Keir Starmer, however, is an astute observer of the political scene as well as a cunning operator. He has ruthlessly purged internal opposition—often in welcome ways, expelling or deselecting MPs with if not outright racist attitudes to Jews then at least comfortably adjacent to far-left anti-Semites. Starmer also knows that the tiniest move rightwards or even centre-wards on social issues would alienate parts of Labour’s internal coalition. Labour is the default opposition, with no chance of the Liberal Democrats stealing this role. All Starmer needs to do, then, is wait for voters to tire of the Conservatives and the Conservatives to tire of serious governing.

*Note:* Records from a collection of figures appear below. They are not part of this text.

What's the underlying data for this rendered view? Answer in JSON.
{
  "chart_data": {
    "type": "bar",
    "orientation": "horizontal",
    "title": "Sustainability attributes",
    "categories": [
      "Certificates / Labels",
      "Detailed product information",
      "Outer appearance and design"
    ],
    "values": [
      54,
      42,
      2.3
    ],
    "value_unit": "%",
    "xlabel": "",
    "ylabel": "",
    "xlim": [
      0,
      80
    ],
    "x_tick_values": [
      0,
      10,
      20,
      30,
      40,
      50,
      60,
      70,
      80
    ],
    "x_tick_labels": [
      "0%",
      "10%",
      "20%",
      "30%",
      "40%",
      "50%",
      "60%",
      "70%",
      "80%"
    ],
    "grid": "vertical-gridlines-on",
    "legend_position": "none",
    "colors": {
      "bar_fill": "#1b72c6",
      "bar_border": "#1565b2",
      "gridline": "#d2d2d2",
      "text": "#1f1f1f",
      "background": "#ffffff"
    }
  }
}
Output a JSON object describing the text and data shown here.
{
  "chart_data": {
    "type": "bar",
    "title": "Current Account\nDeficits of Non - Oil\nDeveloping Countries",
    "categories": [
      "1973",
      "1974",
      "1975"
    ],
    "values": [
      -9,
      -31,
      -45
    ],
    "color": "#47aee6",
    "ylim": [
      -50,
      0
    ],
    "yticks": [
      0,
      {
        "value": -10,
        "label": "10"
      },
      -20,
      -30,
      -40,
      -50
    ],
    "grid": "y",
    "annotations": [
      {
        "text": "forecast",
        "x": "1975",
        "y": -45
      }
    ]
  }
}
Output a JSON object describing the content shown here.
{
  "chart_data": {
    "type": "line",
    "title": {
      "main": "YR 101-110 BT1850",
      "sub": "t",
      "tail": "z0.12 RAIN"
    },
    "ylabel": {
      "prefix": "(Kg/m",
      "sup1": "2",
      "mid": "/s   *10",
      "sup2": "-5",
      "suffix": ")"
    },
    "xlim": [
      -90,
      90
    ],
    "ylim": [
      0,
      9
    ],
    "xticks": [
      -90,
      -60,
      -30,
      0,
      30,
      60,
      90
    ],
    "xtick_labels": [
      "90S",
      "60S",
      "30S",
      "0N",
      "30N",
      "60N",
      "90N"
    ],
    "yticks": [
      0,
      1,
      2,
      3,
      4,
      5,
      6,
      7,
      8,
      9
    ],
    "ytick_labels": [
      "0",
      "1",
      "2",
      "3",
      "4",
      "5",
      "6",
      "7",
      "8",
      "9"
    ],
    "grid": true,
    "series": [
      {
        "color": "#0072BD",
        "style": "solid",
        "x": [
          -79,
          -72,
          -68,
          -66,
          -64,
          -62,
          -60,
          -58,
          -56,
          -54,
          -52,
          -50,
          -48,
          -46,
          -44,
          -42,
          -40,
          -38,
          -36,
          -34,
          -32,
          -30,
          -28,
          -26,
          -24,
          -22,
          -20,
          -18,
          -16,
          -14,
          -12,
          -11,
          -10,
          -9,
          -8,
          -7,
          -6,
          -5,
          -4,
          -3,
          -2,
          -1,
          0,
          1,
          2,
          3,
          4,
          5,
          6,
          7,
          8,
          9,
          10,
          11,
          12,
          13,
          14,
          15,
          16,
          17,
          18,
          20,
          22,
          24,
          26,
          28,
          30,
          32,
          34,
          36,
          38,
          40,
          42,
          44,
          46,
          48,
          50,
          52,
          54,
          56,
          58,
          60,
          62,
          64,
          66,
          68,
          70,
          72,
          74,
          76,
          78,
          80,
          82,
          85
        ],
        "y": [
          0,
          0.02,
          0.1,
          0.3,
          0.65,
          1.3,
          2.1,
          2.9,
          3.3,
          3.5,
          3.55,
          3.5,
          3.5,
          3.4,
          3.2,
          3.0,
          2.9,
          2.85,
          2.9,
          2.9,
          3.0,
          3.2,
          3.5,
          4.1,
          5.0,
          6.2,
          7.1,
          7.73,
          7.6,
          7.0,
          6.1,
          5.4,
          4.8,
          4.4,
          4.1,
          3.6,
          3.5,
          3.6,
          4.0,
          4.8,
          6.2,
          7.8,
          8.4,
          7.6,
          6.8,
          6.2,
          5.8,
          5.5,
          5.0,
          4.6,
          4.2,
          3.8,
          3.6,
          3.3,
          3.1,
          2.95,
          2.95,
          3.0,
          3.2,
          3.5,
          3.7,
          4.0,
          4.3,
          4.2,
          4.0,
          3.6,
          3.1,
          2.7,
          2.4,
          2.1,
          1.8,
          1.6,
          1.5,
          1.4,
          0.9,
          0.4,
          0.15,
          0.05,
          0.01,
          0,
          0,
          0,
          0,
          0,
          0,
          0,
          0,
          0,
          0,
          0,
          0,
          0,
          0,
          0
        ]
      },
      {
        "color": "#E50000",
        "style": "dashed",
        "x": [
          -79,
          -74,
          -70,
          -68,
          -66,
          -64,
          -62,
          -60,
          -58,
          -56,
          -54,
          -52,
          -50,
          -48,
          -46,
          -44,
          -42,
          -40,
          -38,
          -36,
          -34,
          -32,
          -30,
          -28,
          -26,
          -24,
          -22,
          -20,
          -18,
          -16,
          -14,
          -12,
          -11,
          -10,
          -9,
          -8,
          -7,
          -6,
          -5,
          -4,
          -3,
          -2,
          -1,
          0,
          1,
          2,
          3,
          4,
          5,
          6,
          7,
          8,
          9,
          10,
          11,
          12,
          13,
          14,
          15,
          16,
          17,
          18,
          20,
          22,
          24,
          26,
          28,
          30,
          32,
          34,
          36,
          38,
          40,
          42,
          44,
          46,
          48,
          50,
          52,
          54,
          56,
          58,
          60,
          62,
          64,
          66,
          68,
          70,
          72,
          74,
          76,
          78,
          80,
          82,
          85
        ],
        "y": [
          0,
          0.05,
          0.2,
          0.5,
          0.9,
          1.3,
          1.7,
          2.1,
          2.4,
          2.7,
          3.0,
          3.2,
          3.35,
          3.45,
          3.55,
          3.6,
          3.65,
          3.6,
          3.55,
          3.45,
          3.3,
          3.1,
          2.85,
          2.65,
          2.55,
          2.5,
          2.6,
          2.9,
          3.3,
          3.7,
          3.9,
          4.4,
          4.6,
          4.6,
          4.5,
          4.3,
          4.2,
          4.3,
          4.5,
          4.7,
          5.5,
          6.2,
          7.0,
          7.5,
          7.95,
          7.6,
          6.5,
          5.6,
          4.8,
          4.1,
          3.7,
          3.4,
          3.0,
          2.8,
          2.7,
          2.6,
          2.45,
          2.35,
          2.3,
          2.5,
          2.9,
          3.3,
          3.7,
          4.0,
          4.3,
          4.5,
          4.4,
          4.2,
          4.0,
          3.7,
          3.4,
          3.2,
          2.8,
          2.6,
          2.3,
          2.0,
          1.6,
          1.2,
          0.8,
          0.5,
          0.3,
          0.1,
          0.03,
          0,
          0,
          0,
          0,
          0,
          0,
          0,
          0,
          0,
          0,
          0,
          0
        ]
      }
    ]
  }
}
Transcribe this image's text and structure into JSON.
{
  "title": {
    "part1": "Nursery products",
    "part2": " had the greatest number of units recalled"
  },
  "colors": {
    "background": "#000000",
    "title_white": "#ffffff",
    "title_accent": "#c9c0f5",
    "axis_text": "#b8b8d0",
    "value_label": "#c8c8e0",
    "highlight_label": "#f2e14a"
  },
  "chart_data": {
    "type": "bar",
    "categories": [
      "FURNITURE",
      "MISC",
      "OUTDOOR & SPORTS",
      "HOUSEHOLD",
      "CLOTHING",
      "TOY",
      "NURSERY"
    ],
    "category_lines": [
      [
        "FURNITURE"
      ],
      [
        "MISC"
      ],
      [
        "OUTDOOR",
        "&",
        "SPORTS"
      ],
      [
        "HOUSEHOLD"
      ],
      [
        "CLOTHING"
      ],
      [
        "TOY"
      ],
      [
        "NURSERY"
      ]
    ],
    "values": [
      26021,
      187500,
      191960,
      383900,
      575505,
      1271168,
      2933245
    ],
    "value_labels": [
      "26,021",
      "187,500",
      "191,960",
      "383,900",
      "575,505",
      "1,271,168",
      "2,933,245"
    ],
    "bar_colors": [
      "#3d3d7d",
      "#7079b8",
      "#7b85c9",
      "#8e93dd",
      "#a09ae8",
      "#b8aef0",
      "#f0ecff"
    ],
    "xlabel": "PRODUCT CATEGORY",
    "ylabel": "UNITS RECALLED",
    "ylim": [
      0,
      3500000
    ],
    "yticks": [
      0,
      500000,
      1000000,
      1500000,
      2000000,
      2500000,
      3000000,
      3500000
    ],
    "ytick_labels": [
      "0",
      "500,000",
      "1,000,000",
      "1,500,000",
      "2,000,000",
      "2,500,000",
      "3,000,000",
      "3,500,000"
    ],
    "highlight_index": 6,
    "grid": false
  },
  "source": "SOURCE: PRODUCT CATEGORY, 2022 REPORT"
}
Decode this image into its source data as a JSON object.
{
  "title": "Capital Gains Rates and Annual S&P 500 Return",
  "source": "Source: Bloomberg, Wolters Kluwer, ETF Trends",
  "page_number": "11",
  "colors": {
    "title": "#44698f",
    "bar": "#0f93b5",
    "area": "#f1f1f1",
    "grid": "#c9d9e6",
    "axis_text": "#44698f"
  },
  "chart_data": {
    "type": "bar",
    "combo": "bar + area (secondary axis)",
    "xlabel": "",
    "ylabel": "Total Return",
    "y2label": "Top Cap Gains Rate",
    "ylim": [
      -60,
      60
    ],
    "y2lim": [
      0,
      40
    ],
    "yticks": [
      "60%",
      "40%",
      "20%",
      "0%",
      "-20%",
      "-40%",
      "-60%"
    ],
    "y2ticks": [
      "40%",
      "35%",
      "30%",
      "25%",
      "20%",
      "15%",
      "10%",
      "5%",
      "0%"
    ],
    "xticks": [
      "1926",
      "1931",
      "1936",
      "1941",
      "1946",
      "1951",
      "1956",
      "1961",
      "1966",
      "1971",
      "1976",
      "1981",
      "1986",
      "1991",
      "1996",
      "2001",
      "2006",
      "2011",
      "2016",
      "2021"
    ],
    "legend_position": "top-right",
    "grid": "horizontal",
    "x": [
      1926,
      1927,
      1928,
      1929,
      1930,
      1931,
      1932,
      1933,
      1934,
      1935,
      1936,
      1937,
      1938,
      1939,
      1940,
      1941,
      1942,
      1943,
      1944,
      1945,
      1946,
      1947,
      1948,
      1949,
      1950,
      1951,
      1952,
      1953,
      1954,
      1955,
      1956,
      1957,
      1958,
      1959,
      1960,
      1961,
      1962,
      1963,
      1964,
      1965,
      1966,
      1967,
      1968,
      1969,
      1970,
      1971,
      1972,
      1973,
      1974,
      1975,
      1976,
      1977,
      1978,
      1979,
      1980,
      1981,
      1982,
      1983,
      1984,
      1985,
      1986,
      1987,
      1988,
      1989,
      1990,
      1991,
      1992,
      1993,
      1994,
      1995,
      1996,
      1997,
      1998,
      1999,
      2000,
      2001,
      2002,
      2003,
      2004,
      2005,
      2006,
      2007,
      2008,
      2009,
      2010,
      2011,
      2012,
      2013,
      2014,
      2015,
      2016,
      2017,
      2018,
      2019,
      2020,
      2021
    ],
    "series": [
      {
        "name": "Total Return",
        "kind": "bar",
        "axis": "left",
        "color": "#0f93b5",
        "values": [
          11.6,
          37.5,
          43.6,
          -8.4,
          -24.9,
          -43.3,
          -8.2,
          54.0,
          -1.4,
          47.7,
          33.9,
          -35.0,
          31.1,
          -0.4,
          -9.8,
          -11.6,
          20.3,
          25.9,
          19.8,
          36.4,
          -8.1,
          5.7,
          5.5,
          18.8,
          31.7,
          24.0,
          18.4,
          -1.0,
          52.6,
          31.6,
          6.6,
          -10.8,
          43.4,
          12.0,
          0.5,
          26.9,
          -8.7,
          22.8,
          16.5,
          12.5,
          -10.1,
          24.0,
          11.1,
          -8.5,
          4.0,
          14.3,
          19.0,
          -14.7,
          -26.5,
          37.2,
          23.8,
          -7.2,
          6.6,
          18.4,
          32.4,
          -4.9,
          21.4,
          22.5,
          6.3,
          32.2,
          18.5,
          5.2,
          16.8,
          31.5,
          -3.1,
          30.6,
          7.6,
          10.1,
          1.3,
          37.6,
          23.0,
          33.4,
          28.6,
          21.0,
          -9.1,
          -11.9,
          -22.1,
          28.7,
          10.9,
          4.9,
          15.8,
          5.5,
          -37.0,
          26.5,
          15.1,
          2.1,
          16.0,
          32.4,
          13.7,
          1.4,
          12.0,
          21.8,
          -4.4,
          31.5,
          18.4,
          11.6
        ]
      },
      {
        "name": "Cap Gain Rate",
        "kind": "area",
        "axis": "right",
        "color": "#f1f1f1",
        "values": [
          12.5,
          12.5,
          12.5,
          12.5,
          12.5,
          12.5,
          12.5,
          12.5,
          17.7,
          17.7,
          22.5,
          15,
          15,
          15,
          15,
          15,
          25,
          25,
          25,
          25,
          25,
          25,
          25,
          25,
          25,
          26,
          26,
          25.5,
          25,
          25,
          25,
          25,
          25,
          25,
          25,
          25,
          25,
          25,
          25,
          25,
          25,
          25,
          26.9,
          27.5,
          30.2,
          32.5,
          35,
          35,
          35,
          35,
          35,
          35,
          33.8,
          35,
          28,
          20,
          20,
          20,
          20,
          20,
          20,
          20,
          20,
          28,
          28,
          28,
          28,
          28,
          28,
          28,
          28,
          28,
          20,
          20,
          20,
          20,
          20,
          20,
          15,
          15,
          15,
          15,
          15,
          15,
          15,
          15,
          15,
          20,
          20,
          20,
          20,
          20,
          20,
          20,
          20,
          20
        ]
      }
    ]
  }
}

For the government’s part, there is neither an appreciable vision nor practical policies being put to voters to give them a reason to keep backing the Conservatives. Repeated Home Secretaries have proved ineffective at stopping the tide of illegal economic migrants across the English Channel. And despite no democratic mandate ever existing for mass immigration, the level of legal immigration is still far too high for most voters, left or right.
There is a series of challenges. Workers need to be paid more, but without consequent inflation. We need many more trained staff in certain sectors like health and social care, but can’t address existing waiting lists in the NHS without importing foreign staff, adding to immigration woes. Illegal Channel crossings need to be stopped completely and asylum reserved for actual refugees in fear of their lives rather than economic migrants. The current level of house-building probably needs to be doubled, but the houses need to be built in areas where older Tory voters are prepared to vote Liberal to stop development they don’t want.
The latest possible date of the next general election is January 2025. Unless the Conservatives can pull a rabbit out of a hat, it doesn’t bode well for another term in office. But I doubt there’s even a rabbit. And if there is, we probably privatised the hat years ago.